Problem
You need to change the compression codec for writing data to improve storage efficiency. Rewriting the entire table is impractical, but you are concerned that switching may corrupt existing tables if you mix snappy
-compressed files and zstd
-compressed files in a Delta table.
Cause
Databricks allows different codecs, but you must ensure data integrity and readability aren't affected by the transition.
Solution
Follow the list of steps to test your compression type, generate and insert sample records using zstd
, then write the zstd
files to your Delta table. If you already have a Delta table, you can skip to step 4.
- Read 10 numbers into a DataFrame.
df = spark.range(0, 10).toDF("numbers")
display(df)
- Persist the DataFrame records as a Delta table.

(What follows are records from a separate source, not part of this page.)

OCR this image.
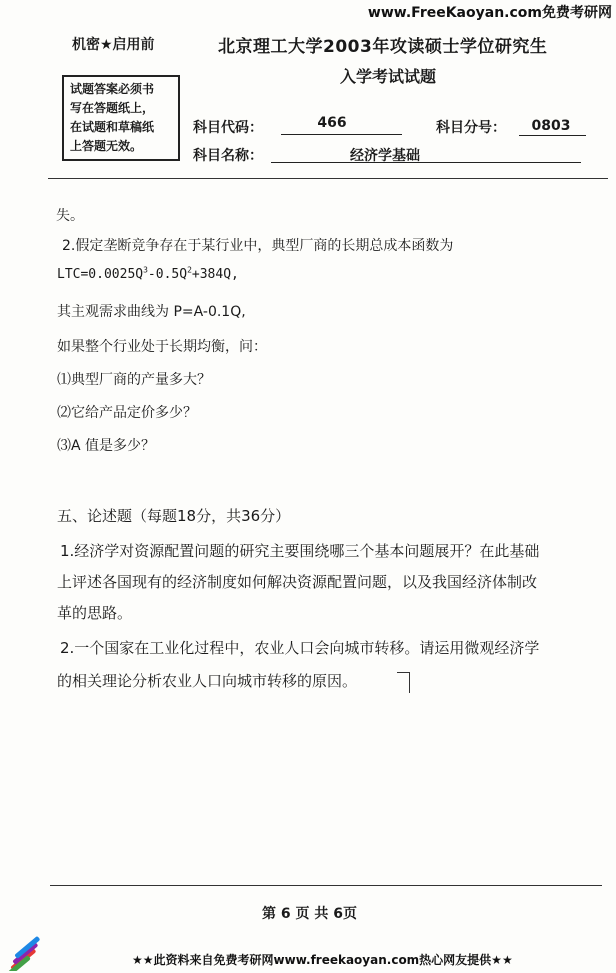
www.FreeKaoyan.com免费考研网
机密★启用前	北京理工大学2003年攻读硕士学位研究生
入学考试试题
试题答案必须书
写在答题纸上，
在试题和草稿纸
上答题无效。
科目代码：	466	科目分号：	0803
科目名称：	经济学基础
失。
2.假定垄断竞争存在于某行业中，典型厂商的长期总成本函数为
$LTC=0.0025Q^3-0.5Q^2+384Q$,
其主观需求曲线为 P=A-0.1Q,
如果整个行业处于长期均衡，问：
⑴典型厂商的产量多大？
⑵它给产品定价多少？
⑶A 值是多少？
五、论述题（每题18分，共36分）
1.经济学对资源配置问题的研究主要围绕哪三个基本问题展开？在此基础
上评述各国现有的经济制度如何解决资源配置问题，以及我国经济体制改
革的思路。
2.一个国家在工业化过程中，农业人口会向城市转移。请运用微观经济学
的相关理论分析农业人口向城市转移的原因。
第 6 页 共 6页
★★此资料来自免费考研网www.freekaoyan.com热心网友提供★★
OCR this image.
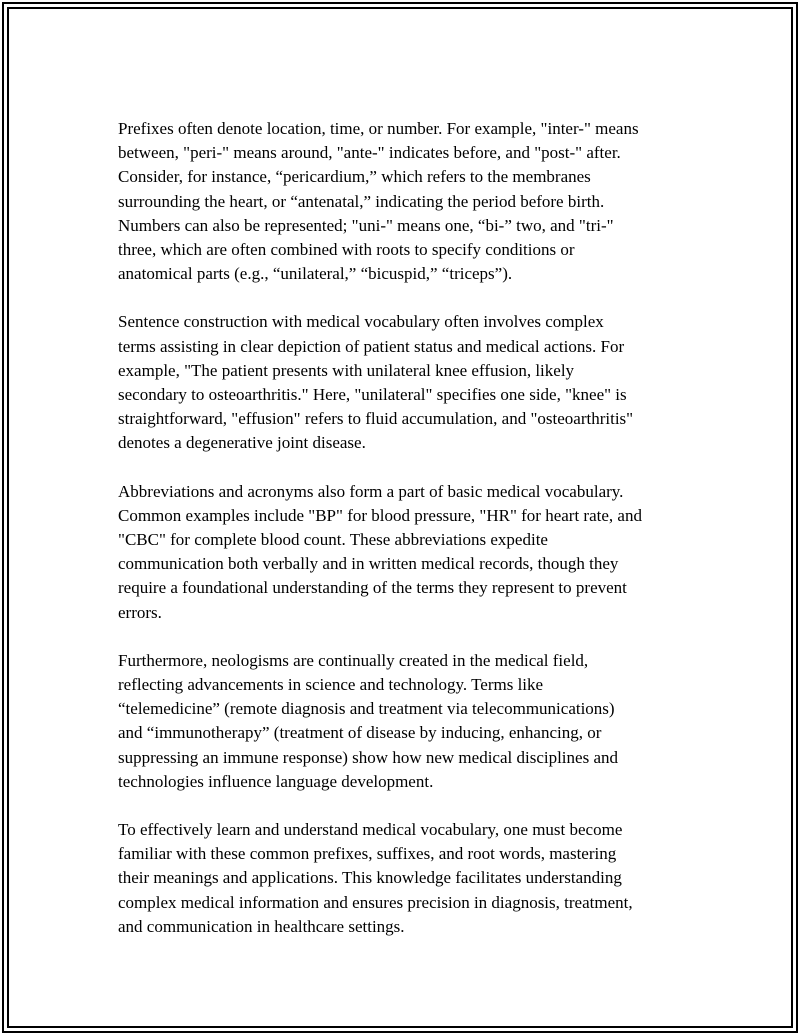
Prefixes often denote location, time, or number. For example, "inter-" means
between, "peri-" means around, "ante-" indicates before, and "post-" after.
Consider, for instance, “pericardium,” which refers to the membranes
surrounding the heart, or “antenatal,” indicating the period before birth.
Numbers can also be represented; "uni-" means one, “bi-” two, and "tri-"
three, which are often combined with roots to specify conditions or
anatomical parts (e.g., “unilateral,” “bicuspid,” “triceps”).

Sentence construction with medical vocabulary often involves complex
terms assisting in clear depiction of patient status and medical actions. For
example, "The patient presents with unilateral knee effusion, likely
secondary to osteoarthritis." Here, "unilateral" specifies one side, "knee" is
straightforward, "effusion" refers to fluid accumulation, and "osteoarthritis"
denotes a degenerative joint disease.

Abbreviations and acronyms also form a part of basic medical vocabulary.
Common examples include "BP" for blood pressure, "HR" for heart rate, and
"CBC" for complete blood count. These abbreviations expedite
communication both verbally and in written medical records, though they
require a foundational understanding of the terms they represent to prevent
errors.

Furthermore, neologisms are continually created in the medical field,
reflecting advancements in science and technology. Terms like
“telemedicine” (remote diagnosis and treatment via telecommunications)
and “immunotherapy” (treatment of disease by inducing, enhancing, or
suppressing an immune response) show how new medical disciplines and
technologies influence language development.

To effectively learn and understand medical vocabulary, one must become
familiar with these common prefixes, suffixes, and root words, mastering
their meanings and applications. This knowledge facilitates understanding
complex medical information and ensures precision in diagnosis, treatment,
and communication in healthcare settings.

df.write.format('delta').mode("append").saveAsTable("<catalog-name>.<schema-name>.<table-name>")
- Describe detail using
%sql describe detail catalog_name.schema_name.table_name
to get the location of your Delta table, and run the%fs ls
command on the table location to see the list of files. All files in the list are written by default in.snappy.parquet
compression codec file format.
%fs ls /<path-to-your-location-folder>/
- To switch the compression type from the default
snappy
tozstd
, generate sample records and insert them into the table using either incremental updates or append.
df_zstd = spark.range(11, 20).toDF("numbers")
display(df_zstd)
- Write this new data to the existing Delta table by changing the compression type to
zstd
using incremental updates or append.
df_zstd.write.format('delta').option("compression","zstd").mode("append").saveAsTable("<catalog-name>.<schema-name>.<table-name>")
- Run the
%fs ls
command on the table location again to see the list of.snappy.parquet
and newly changed.zstd.parquet
files, which co-exist in the table location.
%fs ls /<path-to-your-location-folder>/
- Review the table to verify the records by running a select statement. Ensure you can read all the data without corrupting the table.
%sql select * <catalog-name>.<schema-name>.<table-name>;